Dans ces temps où le pays nous échappe chaque jour un peu plus, comme une urgence de retourner vers nos fondamentaux, de retrouver nos repères, de se reconnecter avec nos monuments, vestiges, richesses, fiertés nationales, en deux mots récupérer notre territoire.

Il est des anniversaires qui font bondir à nouveau le cœur. C’est en décembre 1998 que la vallée de la Qadisha a été officiellement inscrite sur la liste du patrimoine mondial de l’Unesco dans la catégorie " paysage culturel ". Le Liban avait en effet présenté un double dossier au comité en incluant également les Cèdres de Bécharré. Plus que de la fierté légitime, on ne peut que ressentir un grand soulagement. Les menaces se multipliaient et, comme toujours au Liban, il faut se battre contre les destructeurs. Dire que cette vallée est un trésor pour l’humanité n’est pas peu dire.

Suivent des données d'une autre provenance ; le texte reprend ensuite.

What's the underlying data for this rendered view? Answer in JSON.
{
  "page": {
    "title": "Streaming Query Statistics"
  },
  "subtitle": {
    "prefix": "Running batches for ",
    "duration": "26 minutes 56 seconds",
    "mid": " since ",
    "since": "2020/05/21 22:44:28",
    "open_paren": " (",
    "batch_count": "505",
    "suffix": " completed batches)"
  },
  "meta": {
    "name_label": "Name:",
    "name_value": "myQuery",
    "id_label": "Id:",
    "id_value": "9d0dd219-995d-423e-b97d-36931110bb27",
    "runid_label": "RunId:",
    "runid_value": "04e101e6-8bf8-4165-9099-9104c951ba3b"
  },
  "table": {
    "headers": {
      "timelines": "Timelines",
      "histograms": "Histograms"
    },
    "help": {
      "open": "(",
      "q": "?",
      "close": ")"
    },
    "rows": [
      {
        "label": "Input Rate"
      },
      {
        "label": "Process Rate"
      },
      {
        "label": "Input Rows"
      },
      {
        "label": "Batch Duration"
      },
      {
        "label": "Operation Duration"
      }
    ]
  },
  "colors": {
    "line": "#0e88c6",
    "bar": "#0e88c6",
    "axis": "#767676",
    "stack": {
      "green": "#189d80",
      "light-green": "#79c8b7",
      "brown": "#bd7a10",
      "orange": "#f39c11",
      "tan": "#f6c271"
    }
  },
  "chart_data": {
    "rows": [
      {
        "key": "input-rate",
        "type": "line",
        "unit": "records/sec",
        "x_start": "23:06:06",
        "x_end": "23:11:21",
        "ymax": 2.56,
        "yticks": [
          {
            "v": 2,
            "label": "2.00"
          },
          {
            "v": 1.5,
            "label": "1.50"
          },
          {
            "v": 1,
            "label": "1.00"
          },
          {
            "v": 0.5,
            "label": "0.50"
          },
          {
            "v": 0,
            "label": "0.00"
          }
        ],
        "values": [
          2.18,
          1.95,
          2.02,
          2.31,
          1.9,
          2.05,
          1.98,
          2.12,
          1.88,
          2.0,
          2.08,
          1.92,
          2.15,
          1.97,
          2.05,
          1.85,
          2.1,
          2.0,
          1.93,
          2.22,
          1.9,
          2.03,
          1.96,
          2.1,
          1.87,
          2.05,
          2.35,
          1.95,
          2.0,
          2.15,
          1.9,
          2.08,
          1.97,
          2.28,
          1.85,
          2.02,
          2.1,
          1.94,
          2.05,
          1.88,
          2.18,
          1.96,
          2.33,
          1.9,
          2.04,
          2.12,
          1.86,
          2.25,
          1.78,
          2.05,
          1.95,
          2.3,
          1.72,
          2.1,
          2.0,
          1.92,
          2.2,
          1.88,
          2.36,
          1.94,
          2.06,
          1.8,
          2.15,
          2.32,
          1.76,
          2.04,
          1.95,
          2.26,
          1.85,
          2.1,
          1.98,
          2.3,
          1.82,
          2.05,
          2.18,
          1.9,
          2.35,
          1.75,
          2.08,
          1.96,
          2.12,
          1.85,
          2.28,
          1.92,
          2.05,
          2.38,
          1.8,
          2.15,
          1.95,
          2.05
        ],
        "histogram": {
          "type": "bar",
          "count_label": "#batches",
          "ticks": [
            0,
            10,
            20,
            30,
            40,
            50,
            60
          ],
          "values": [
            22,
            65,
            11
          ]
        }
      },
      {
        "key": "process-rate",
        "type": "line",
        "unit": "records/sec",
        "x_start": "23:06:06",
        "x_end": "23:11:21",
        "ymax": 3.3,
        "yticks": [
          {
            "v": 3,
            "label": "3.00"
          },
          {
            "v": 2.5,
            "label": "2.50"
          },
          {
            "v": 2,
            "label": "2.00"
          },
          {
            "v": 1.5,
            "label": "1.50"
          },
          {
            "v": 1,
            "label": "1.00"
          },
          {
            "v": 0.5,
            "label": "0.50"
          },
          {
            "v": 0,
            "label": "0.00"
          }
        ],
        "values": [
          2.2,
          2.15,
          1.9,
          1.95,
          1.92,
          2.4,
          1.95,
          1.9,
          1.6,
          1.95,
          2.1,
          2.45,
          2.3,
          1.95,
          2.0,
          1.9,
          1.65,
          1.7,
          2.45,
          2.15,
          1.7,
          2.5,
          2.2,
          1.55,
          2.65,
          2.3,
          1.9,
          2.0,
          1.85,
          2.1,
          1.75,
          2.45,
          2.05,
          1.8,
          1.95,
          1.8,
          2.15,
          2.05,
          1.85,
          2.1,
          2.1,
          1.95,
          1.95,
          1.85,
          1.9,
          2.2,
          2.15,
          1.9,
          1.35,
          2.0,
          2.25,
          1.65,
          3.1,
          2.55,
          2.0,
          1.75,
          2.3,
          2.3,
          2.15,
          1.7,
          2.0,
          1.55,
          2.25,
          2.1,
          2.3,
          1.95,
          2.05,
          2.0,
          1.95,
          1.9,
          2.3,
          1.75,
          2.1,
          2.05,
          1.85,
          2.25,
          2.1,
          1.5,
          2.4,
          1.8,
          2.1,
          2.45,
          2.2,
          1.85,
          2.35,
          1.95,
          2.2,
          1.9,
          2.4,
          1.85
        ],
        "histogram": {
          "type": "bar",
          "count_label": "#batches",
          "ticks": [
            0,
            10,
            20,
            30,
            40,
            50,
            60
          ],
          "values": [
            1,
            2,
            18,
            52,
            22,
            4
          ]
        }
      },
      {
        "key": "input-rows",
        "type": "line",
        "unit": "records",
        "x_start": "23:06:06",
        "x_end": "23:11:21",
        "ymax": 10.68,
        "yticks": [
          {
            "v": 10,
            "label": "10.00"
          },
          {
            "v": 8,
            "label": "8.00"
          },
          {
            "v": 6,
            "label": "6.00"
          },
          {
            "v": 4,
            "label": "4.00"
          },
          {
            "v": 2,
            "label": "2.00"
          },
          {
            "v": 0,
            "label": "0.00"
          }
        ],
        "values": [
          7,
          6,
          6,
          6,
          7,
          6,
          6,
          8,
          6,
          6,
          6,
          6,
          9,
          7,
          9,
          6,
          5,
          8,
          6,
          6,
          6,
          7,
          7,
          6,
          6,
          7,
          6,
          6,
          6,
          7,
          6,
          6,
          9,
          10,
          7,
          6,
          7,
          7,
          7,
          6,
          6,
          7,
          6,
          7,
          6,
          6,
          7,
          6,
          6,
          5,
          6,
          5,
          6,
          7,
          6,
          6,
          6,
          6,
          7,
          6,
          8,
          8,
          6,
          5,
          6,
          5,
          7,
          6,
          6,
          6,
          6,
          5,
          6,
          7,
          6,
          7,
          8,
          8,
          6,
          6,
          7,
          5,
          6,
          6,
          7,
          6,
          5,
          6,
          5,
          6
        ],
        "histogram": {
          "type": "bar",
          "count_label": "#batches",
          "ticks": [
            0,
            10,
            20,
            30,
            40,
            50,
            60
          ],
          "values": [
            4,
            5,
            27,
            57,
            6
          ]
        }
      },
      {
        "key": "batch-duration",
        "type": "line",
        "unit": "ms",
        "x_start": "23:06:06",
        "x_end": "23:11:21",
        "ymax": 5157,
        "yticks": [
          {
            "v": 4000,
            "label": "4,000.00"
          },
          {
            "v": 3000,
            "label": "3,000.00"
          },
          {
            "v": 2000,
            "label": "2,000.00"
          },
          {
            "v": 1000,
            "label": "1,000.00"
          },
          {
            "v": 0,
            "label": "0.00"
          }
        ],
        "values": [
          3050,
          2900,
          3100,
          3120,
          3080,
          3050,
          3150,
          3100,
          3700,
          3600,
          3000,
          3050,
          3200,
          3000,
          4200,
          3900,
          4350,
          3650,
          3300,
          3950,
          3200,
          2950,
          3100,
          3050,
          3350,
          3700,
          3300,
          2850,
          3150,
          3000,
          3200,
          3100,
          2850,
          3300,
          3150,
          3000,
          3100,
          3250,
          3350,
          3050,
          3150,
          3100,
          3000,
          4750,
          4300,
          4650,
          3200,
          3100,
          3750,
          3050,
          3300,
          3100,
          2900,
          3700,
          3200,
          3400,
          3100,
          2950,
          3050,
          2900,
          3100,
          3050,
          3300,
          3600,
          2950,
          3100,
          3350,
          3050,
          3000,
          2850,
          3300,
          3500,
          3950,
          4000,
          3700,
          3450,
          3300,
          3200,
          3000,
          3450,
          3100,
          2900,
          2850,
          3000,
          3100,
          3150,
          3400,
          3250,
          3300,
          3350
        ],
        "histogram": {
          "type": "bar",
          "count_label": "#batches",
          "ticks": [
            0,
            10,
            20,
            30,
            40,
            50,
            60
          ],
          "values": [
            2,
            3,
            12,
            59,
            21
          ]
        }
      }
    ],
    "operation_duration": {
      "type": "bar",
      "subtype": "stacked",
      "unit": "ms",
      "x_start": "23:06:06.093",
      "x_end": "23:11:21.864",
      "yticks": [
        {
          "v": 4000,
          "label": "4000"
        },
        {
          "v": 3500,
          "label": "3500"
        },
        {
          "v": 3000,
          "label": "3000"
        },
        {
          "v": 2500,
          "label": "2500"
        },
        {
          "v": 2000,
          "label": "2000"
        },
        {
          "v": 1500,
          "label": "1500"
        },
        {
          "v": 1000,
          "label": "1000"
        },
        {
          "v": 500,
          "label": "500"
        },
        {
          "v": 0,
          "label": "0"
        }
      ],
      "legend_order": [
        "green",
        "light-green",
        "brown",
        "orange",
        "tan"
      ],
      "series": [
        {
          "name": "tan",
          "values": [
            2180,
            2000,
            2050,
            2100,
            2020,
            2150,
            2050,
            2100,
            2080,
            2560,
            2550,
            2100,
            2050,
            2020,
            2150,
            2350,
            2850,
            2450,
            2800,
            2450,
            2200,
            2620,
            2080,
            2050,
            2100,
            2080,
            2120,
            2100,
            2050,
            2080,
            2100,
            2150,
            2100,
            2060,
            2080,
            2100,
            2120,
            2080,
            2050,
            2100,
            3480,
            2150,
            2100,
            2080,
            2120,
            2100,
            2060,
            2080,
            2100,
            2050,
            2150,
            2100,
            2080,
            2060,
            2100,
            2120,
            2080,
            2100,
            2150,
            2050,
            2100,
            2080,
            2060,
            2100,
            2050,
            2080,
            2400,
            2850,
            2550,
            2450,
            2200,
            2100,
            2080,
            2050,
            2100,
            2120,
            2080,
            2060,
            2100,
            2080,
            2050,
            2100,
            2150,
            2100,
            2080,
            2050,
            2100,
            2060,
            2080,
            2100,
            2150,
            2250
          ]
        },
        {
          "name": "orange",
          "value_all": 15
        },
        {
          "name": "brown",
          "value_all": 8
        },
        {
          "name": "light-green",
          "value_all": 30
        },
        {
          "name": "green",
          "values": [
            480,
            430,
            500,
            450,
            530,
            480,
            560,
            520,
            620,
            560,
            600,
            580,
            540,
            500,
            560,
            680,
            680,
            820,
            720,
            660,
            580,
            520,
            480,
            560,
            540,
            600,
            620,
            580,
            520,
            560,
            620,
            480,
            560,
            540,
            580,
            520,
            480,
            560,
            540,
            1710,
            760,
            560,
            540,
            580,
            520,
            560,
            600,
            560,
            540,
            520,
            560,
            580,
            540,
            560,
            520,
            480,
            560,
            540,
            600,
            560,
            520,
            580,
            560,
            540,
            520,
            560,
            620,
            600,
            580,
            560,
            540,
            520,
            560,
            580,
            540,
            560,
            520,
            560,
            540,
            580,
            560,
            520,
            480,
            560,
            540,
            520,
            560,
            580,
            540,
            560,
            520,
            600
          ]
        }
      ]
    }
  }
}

D’abord le nom. La vallée magnifique s’octroie le privilège de répondre à deux appellations. Qadisha qui signifie sacré en syriaque ou Wadi Qannoubine qui vient du grec koinobion qui veut dire couvent ou communauté monastique. Mais sous les deux noms, un même lieu habité depuis les temps préhistoriques et refuge ou lieu d’échange selon les époques. Grottes, couvents, vestiges archéologiques, paysages à couper le souffle, cette parenthèse divine qui se divise en deux sillons parallèles au milieu desquels danse un fleuve a vite fait de nous transporter dans une dimension autre… infinie.

Considérée comme le berceau de la communauté maronite libanaise, la vallée entourée de vingt et un villages regroupe une vingtaine d’ermitages et trois grands monastères ainsi que des grottes dont certaines revêtent pour les visiteurs un caractère plus que sacré. Elles auraient bien sûr servi de refuge aux moines et à des familles entières fuyant les diverses invasions mais également de postes de guet à l’époque des Croisés. C’est de ces grottes où dès le IIIe millénaires avant J. C., les pèlerins venaient célébrer la mort de l’Adon et sa résurrection, où les jacobites, Éthiopiens, syriaques, melkites et même soufis musulmans ont laissé leurs traces que sont partis la plupart des espaces aménagées pour devenir plus tard des couvents ou des lieux de culte de diverses importances.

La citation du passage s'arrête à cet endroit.